There reaches a point in a the formation of a cheese when "rustic" becomes just plain homely. Amanteigado passed that line a long time ago and it takes a brave soul to look past its "science experiment in the back of the fridge" exterior and decide that it would make a good snack.
I could tell you of its moist, tongue coating and slightly grainy interior, but, you're looking at it, and I know you're only seeing its hideous ridges and more than occasional wisps of natural mold. I ask you to imagine that those ridges as the Beira Alta mountains, where the cheese is produced. And the mold? It's the wool of sheep, whose raw milk goes into this ugly duckling of handcrafted cheese.
The cheese itself tastes strongly of sheep. Bright and hugely lanolin-y, it has the funky flavor of, strange as this may sound, salami. In fact, as it ages, I've found it tastes more and more so, with the most aged cheeses finding me strangely looking for some provolone for some cheese on cheese action. Though I'm not quite that liberal: one cheese and one meat, in this case mortadella—or maybe even olives—that's the true meaning of a pairing.
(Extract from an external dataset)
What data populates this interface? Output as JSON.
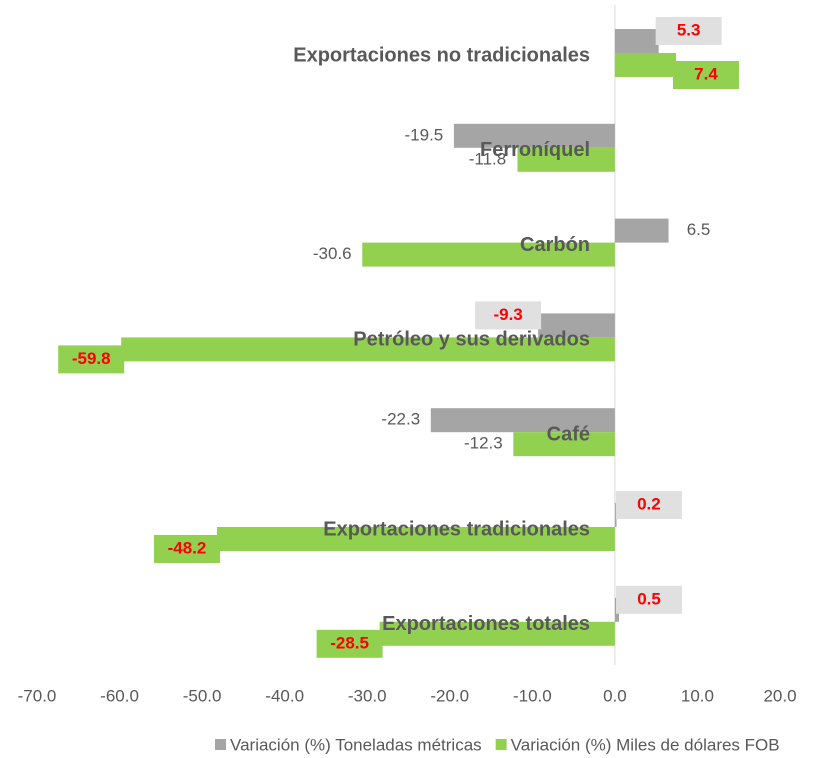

Unless your future holds a trip to Portugal, where this cheese is widely available, Murray's Cheese carries it for $10.99. I would suggest giving a friendly inquiry at your local cheese counter as well. Portuguese cheeses are currently a bit of an underdog, but hopefully we'll see a rise in popularily (the Cheesemonger risks doing some trend predicting), making cheeses like this more widely available.